Gary’s Masterclass on Scamping Brought Back Memories from Childhood

“It’s the idea that makes them brilliant” – Gary, craft mentor extraordinaire, lectured last Wednesday morning. I unclenched my jaw and sighed with relief. 

When I first spotted the ‘Scamping & Drawing’ class on the SCA Calendar a few days before, memories of a childhood spent hating arts & crafts came racing back. Like a 16th century, Salem-born man who harbours a deep-seeded jealousy for his brilliant wife, adept in herbology, I’ve always been suspicious of proficient sketchers. I lack patience for activities that I do not consider myself to be naturally skilled in – a terrible weakness, I know. SCA is changing me for the better in this sense, too. Yet, old habits die hard, and I’m a stubborn narcissist at heart. Where others see a blank sheet of A4 and a biro as an opportunity to bring their dreams one step closer to reality by conjuring them into form, all I can see are my inability to: draw in a straight line, sketch simple shapes, use a ruler, hold a pen the right way, and cut anything neatly. Like I said, it takes me back to 2003, the year I finally gave up this tantalising dance with my own mediocrity and turned to the path of the hardened novelist (I was 6).  

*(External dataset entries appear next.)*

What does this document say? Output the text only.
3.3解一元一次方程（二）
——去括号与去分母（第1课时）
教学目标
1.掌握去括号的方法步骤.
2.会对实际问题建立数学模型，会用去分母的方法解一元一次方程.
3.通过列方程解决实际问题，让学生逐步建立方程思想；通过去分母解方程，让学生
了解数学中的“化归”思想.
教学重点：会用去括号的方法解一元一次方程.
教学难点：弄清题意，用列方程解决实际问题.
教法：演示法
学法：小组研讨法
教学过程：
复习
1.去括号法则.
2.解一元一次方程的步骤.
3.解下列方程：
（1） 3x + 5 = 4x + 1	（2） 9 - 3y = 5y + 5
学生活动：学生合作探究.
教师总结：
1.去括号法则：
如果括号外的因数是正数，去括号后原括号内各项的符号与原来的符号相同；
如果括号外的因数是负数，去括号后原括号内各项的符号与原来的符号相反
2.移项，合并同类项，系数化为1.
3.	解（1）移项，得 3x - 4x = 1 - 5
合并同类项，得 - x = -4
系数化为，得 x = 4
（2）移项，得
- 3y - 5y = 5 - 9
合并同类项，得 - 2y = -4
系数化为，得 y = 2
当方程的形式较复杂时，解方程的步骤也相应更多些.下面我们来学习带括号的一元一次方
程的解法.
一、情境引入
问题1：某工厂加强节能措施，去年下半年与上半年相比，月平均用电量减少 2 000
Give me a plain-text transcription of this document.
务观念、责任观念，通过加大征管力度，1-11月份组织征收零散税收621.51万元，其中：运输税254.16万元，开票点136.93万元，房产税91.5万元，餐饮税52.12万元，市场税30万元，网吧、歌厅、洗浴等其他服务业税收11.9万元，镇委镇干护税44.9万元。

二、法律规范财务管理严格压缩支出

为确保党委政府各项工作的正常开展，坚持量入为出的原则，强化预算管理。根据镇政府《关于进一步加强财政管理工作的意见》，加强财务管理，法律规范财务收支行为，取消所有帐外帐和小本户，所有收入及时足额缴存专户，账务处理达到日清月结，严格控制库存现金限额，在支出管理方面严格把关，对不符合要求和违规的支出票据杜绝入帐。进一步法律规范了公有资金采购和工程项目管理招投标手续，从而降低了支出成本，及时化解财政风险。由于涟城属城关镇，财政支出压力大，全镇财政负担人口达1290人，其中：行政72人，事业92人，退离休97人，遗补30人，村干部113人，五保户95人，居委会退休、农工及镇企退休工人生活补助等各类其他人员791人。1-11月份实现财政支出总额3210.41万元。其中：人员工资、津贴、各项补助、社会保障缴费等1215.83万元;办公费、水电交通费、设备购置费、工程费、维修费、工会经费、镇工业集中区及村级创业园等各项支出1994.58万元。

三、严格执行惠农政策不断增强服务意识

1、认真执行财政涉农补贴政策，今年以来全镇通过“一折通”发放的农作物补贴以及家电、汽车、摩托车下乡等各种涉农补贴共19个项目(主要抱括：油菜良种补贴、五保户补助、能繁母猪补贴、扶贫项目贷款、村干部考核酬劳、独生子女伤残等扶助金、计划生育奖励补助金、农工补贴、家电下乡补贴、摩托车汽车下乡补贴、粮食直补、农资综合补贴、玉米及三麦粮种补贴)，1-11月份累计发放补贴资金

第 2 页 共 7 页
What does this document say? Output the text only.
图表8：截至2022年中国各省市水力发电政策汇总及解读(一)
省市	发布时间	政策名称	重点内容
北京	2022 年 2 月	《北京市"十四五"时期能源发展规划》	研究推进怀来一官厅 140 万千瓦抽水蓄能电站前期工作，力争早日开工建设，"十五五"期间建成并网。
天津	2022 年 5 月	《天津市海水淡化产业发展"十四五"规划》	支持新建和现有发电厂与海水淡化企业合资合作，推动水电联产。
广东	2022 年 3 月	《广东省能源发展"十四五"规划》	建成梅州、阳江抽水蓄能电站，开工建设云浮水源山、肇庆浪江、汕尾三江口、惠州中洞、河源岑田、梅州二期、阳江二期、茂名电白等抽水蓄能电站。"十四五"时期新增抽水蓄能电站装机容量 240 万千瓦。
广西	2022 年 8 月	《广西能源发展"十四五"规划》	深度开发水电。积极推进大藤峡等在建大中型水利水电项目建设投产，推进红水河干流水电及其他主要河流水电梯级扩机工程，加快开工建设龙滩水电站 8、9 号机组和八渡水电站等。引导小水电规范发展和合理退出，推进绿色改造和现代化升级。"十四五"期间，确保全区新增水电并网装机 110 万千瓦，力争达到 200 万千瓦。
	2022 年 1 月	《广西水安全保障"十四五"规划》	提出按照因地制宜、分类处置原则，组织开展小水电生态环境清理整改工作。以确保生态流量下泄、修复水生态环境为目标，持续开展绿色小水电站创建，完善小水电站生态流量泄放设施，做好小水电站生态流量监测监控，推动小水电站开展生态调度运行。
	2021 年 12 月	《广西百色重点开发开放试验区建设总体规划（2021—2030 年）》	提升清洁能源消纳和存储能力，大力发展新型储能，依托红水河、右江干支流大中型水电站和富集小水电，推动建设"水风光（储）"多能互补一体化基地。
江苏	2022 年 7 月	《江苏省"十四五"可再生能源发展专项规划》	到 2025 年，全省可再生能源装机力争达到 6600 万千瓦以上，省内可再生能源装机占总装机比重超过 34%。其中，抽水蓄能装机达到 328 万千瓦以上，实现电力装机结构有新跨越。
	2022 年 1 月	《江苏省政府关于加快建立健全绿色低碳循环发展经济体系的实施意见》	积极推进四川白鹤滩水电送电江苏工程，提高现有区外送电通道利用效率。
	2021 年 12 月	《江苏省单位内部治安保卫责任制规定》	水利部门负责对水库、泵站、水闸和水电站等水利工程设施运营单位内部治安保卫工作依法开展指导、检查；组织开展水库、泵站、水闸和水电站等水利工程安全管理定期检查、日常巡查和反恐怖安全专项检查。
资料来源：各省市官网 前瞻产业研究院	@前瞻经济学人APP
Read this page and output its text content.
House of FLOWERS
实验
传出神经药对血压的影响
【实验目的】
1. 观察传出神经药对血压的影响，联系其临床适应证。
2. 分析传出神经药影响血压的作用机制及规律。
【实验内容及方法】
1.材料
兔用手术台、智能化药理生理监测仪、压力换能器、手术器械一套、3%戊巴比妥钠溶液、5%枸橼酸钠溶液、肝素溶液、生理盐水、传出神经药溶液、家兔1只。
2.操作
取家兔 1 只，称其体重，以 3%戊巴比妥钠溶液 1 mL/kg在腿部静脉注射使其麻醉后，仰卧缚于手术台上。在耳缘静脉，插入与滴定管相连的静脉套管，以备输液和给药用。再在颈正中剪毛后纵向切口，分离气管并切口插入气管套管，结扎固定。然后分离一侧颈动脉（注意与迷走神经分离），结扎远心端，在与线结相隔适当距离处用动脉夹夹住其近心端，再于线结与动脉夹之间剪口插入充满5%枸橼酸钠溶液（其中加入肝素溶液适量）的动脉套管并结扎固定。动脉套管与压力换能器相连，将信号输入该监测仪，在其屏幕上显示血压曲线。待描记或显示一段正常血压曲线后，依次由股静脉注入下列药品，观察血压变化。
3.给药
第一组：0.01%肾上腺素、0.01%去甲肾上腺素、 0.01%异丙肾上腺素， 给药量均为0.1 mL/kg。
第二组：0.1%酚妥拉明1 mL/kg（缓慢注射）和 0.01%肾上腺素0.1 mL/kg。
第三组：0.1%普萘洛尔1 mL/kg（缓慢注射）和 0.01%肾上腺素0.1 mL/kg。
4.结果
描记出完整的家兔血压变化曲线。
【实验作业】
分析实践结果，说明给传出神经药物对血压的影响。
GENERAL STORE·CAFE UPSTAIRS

“It’s the idea that makes them brilliant” – Garry reassured again, before taking out what looked like to me an enormous, unfillable, ridiculously large, sheet of white paper and divided us into two teams. I sheepishly made my way to join my team who promptly gathered round, we looked like eager ants surrounding a sugar cube. Armed with markers, Gary instructed us to draw anything that we associated with the term ‘ice cold’. The little hamster in my brain got on its wheel and started spinning away, working into movement one little cog at a time. While others dove in drawing whimsical drawings of penguins, igloos, tongues stuck to icicles, all I could think of was words – and they weren’t translating to images at all. One word associated with another at a good pace but any visual aid that came to mind was inconsequential because I couldn’t even begin to consider how I might render it. ‘I’m a beautiful mind limited by this flesh prison, curse my stubby stiff fingers’ I whined to myself. As I did, the sheet was already half full and all I had contributed was a crooked ice cube. My entire reputation is riding on this. Can’t think – must act scamp. 

The ice cube was a tough labour. For one, the angles of the cube, really all there is to drawing it, were totally disproportionate. To add insult to injury, there was already an ice cube on the page and it was WAY better than mine. I had to fight the urge to analyse my work as I made it, or worse, compare it to anyone else’s, and keep going. The fridge came next – half decent, at least you could guess what it was. Then, Gary pushed me a step further – ‘ok, now what would it look like if the freezer door was opened?’. OK, I have become Rambo and Eye of the Tiger is the soundtrack to my life. I make a smaller fridge with an open door; a few trays of ice are visible. My brain is starting to get lubricated – a narwhal, a skier, a bear, a cooler with beers in it, an ice fisher, an igloo, someone’s hand with a finger missing from frostbite, a fuzzy hat and mittens, a saber tooth tiger, a Woolly mammoth, all seamlessly follow. 

15 minutes fly by and our time is up. The other team returns to the room and we hang the sheets side by side, they had to draw words associated with Guinness. Oh, I get it now. Ice Cold Guinness. We come up with quick combinations after that as if it were easy – ‘what about if someone is ice fishing on a pint of Guinness? What about an igloo? A freezer shaped like Guinness, or maybe an ice lolly?’. 

What was my key take away from Gary’s masterclass and this exercise? If you forego judgement in the creative phase and you embrace ideas as they pour in, you are more likely to arrive to your desired outcome (or at least get close). On a fundamental level, I found this exercise of splitting concepts, associating images with words and finally marrying the visual language to sell a key message, in this case, ‘Ice Cold Guinness’, exceptionally useful. 

Needless to say, I have a new, profound appreciation for timed, quick sketching – it’s the idea that counts!